Market sentiment remains extremely fragile and further volatility appears the only certainty for bruised and battered investors who are wondering if the Federal Reserve will follow its efforts to improve liquidity conditions with an early cut in interest rates.

The Fed’s decision on Friday to lower the discount rate by 50 basis points to
5.75 per cent, an attempt to provide liquidity to market segments where it is really needed, surprised investors and led to a rebound for equities.

Accompanied by an acknowledgement that “downside risks to growth have increased appreciably”, the move heightened speculation that a cut in the Fed Funds rate, the main US interest rate, could follow.

“If the move does not alleviate the liquidity problems gripping the markets this week, then the Fed can be expected to introduce an emergency cut in the Fed Funds rate, probably within a matter of days,” said Paul Ashworth of Capital Economics.

Marco Annunziata, chief economist at HVB describes a rate cut as “a very concrete possibility” but not “a foregone conclusion”.

“The re-assessment of macro risk is also a powerful signal. The Fed recognizes that unless market conditions stabilize, the real economy will be hit, and stands ready to act preemptively if needed,” says Mr Annunziata.

However, other analysts such as Stephen Lewis of Insinger de Beaufort argue that a Fed Funds cut might be less likely after Friday’s technical step which reduced the cost of short-term credit to institutions.

One danger for the Fed in attempting to improve liquidity and bolster confidence is that investors could interpret the intervention as a sign that policymakers know of problems in the banking system that the broader market still remains unaware of.

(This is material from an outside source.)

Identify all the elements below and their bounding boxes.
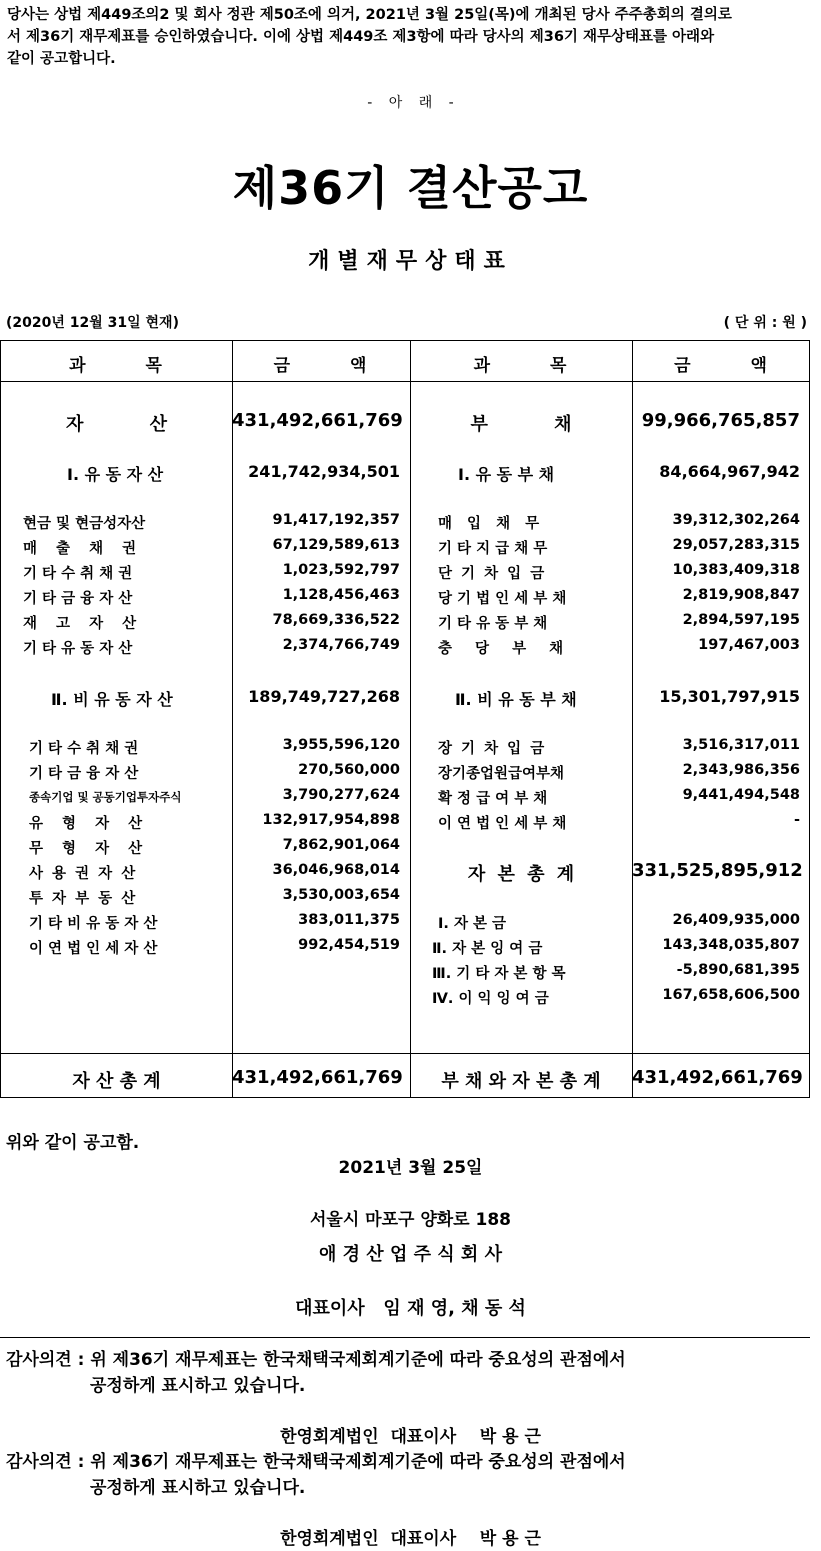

In a thin week for data releases, the Bank of Japan’s meeting on Thursday is of central importance and it may fuel the view that a broader shift in monetary policy could follow the Fed’s move.

Prior to the latest bout of market turbulence, some analysts were forecasting a rise in Japanese rates at this meeting. However, any expectations that Japanese interest rates might rise from the present level of 0.5 per cent have disappeared and as inflationary pressures remain muted, investors will look for guidance on the outlook for monetary policy from the press conference.

“It will likely be difficult for the Bank of Japan to justify a rate hike,” says Kenichi Kawasaki of Lehman Brothers: “Conditions in global financial markets have turned from bad to worse and the downside risk to global growth does look larger than a month ago, to say the least. If the BoJ hikes rates no, it runs the risk of being seen to fuel market instability.”

Tuesday brings Germany’s Zew survey of economic sentiment for August with the expectations measure expected to fall sharply due to recent turbulence in financial markets. The consensus forecast for the overall measure (expectations plus current conditions) is for a fall from 10.4 in July to -2.

In the UK, the Confederation of British Industry’s Industrial Trends survey is expected to show orders and output decline. Policymakers will continue to pay attention to measures of pricing pressures developing in the manufacturing sector as the Bank of England’s latest forecasts suggest that inflation will remain above target in two year’s time.

The intial estimate for UK GDP growth in the second quarter at 3 per cent year-on-year is not expected to be revised so attention on Thursday will focus on the outlook for consumer spending which appears to be weakening.

The headline measure for US durable goods orders for July, due on Thursday, will be flattered by higher aircraft orders but the core measure (non-defence capital goods excluding aircraft) has been on a declining trend, falling 1.8 per cent year-on-year in June.